Similar to that video service, The Athletic has a subscription-based plan, where users can pay on a monthly or annual basis. The company was created at Y-Combinator, a well known California-based accelerator, and six months ago they launched in Chicago. Toronto is the company’s second market, and its focus is on the Leafs, Raptors and Blue Jays, with Argos and TFC to come.
It’s a hyper-local approach to sports coverage and, despite what feels like a saturated market, the people behind it believe there’s an opportunity.
“There’s certainly no shortage of places to read about the Leafs or the Jays, but we see ourselves as a hybrid between two models that both have weaknesses — legacy outlets like newspapers on one side and blogs and analytical sites on the other. In simple terms, we want to be as credible as the newspapers while being as innovative, fanfriendly, and technologically sophisticated as Internet-first sites,” says Adam Hansmann, one of the founders.
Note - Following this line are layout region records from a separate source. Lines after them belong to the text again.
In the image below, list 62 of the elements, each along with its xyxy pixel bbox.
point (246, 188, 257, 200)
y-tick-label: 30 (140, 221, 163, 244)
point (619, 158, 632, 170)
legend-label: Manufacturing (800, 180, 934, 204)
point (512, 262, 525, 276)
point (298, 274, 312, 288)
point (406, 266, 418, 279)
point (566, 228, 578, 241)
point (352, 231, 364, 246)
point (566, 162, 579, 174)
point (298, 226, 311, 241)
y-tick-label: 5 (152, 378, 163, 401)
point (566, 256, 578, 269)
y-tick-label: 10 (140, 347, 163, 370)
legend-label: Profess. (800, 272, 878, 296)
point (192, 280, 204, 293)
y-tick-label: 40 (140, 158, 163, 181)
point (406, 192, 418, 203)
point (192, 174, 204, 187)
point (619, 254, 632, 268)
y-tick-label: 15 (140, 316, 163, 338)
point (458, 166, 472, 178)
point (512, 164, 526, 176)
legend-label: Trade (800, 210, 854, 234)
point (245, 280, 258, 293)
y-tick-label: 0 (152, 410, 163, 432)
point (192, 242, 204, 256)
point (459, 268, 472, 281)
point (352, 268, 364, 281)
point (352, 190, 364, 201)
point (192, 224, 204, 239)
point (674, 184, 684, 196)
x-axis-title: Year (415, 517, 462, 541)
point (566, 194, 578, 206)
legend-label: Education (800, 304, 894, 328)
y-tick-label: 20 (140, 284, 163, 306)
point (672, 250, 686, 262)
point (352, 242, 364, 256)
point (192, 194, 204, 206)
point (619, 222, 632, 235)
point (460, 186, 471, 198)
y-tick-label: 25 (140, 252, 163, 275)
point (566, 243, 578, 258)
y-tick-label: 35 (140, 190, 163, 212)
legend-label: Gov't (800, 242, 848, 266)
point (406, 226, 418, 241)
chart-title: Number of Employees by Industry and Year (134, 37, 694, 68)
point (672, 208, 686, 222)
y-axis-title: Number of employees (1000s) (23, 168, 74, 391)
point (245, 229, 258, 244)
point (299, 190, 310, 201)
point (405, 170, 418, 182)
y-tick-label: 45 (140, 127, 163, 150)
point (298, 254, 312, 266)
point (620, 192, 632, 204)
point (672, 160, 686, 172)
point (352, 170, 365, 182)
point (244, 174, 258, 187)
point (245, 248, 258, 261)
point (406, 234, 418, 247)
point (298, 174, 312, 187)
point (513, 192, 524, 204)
This subscription-based approach to coverage has been gaining steam in the past few years, most notably in Pittsburgh, with DKonsports.com, a site started up by a former newspaper columnist who struck out on his own.
The hyperlocal approach is interesting for the Internet. While some outlets like Bleacher Report and SBnation have partnered with blogs or have team hubs, they don’t actually have real feet on the ground. The Athletic has picked up three former National Post writers, with John Lott covering the Blue Jays, Eric Koreen covering the Raptors and David Alter on the Leafs. Joshua Kloke is also providing Leafs coverage.
I tell Hansmann that I’m skeptical that people will pay.
“We think Toronto can easily support a subscriber base in the tens of thousands of people, and that’s not just Torontonians, but anyone across the continent that follows the Raptors, Jays, or Leafs,” he says. “Having known writers is very important both from a credibility and a marketing standpoint. Most writers that have at least a few years in the business will bring several thousand Twitter followers, and that’s a good starting point for a new outlet. Many of those followers will become our first subscribers.
“We won’t succeed unless we produce authentic coverage at the local level. Yes, our technology team is in San Francisco, but an authentic local voice can’t be manufactured or automated.”
He says that the company might look at advertising and sponsorship, but doesn’t want to do that in the early days.
Considering that all the newspapers in Toronto are in some form of buyout or layoff mode — Postmedia announced this week that it wants to shed 20 per cent in salary — there might be an opportunity for such an endeavour.